Loopholes in the Laws


I must say the New York Times, and Alan Schwarz, is ALL OVER the concussion issue.  Appearing today in the Sports section he wrote about the Lystedt Law, in Washington state.  The law was enacted to protect the student-athlete, as we have discussed on here previously.

Two parents in Sequim, a small city northwest of Seattle, criticized how a local hospital handled their sons’ treatment after the boys sustained concussions playing high school football this month, with one player’s discharge papers reading, “May return to sports when able.” The other player received no medical attention on the field because emergency technicians were required only for varsity games, and he was on the junior varsity.

Another player’s mother who asked the Sequim School District to begin a baseline neuropsychological testing program — which can assist in evaluating when a player has recovered and can return to play — was told that such testing, “due to liability and legal issues, is not recommended either by the insurance provider” or the Washington Interscholastic Activities Association.

This is a clear reason why this website and another like it www.sportsconcussions.org (a website run by a mother from the Sequim school district) are here.  Education, period.

If ER doctors are missing the information, who can you trust?  A lot of doctors are behind in terms of education in this area, as it probably accounts for a very small percentage of their patient visits.  Education is the key.  Like I have said before, the sports don’t need to be outlawed, they need to be monitored better.  If there is a way we can reduce the number of head injuries and the related missed time from work/school/life, then we all win.

Neither Sequim player had taken a baseline neuropsychological test to help confirm when his cognitive function was back to normal, the players’ parents said.

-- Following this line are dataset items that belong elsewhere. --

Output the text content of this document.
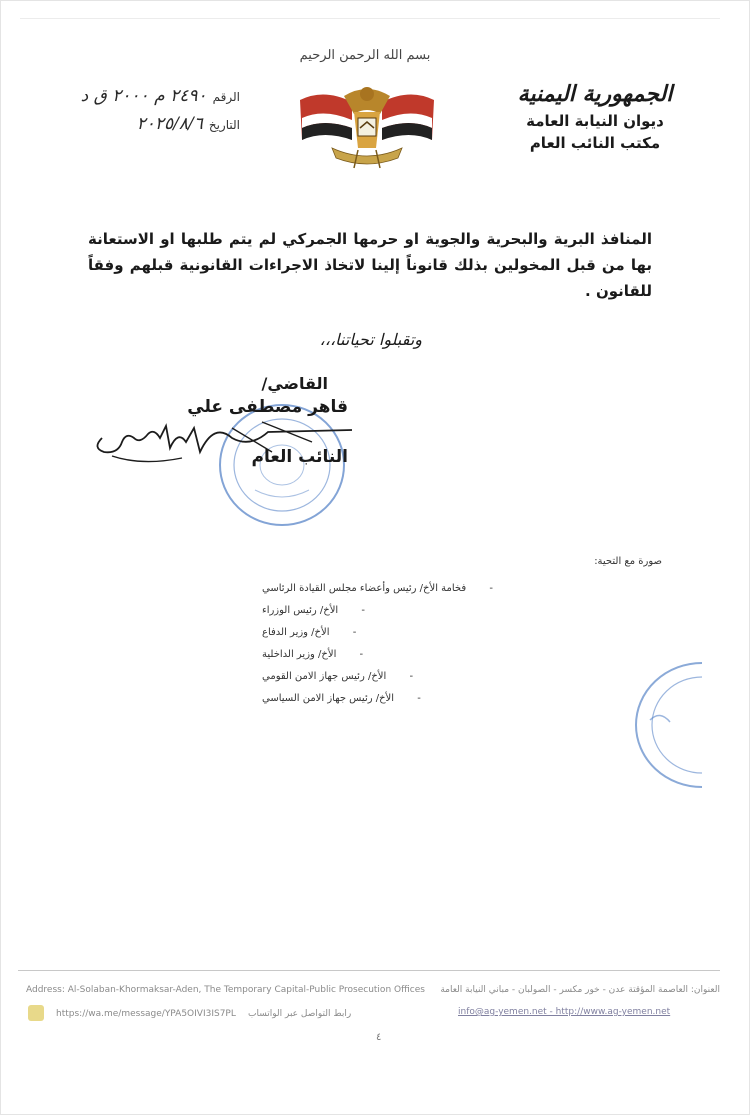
بسم الله الرحمن الرحيم
الجمهورية اليمنية
ديوان النيابة العامة
مكتب النائب العام
الرقم
٢٤٩٠ م ٢٠٠٠ ق د
التاريخ
٢٠٢٥/٨/٦
المنافذ البرية والبحرية والجوية او حرمها الجمركي لم يتم طلبها او الاستعانة بها من قبل المخولين بذلك قانوناً إلينا لاتخاذ الاجراءات القانونية قبلهم وفقاً للقانون .
وتقبلوا تحياتنا،،،
القاضي/
قاهر مصطفى علي
النائب العام
صورة مع التحية:
-
فخامة الأخ/ رئيس وأعضاء مجلس القيادة الرئاسي
-
الأخ/ رئيس الوزراء
-
الأخ/ وزير الدفاع
-
الأخ/ وزير الداخلية
-
الأخ/ رئيس جهاز الامن القومي
-
الأخ/ رئيس جهاز الامن السياسي
Address: Al-Solaban-Khormaksar-Aden, The Temporary Capital-Public Prosecution Offices	العنوان: العاصمة المؤقتة عدن - خور مكسر - الصولبان - مباني النيابة العامة
https://wa.me/message/YPA5OIVI3IS7PL رابط التواصل عبر الواتساب	info@ag-yemen.net - http://www.ag-yemen.net
٤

Rickerson had lobbied the Sequim School District to begin such a program. She was told that the Port Angeles school district had looked into the idea but was told it was not recommended by its insurance provider or the Washington Interscholastic Activities Association.

We are lucky in this area of Illinois as the ImPACT program is made available to schools with athletic training contracts from Decatur Memorial Hospital.  The baseline test is free to all athletes.  Even if they do not have the athletic training coverage they do have access to the ImPACT from a Certified ImPACT Consultant (CIC) Dr. Wendell Becton.  And they do not have to have a baseline, as the test have normative data for all ages and genders to give the doctor a good idea of what is going on.

Getting the word out is the best medicine for this issue at this time.  Thank you once again to Alan Schwarz and the New York Times.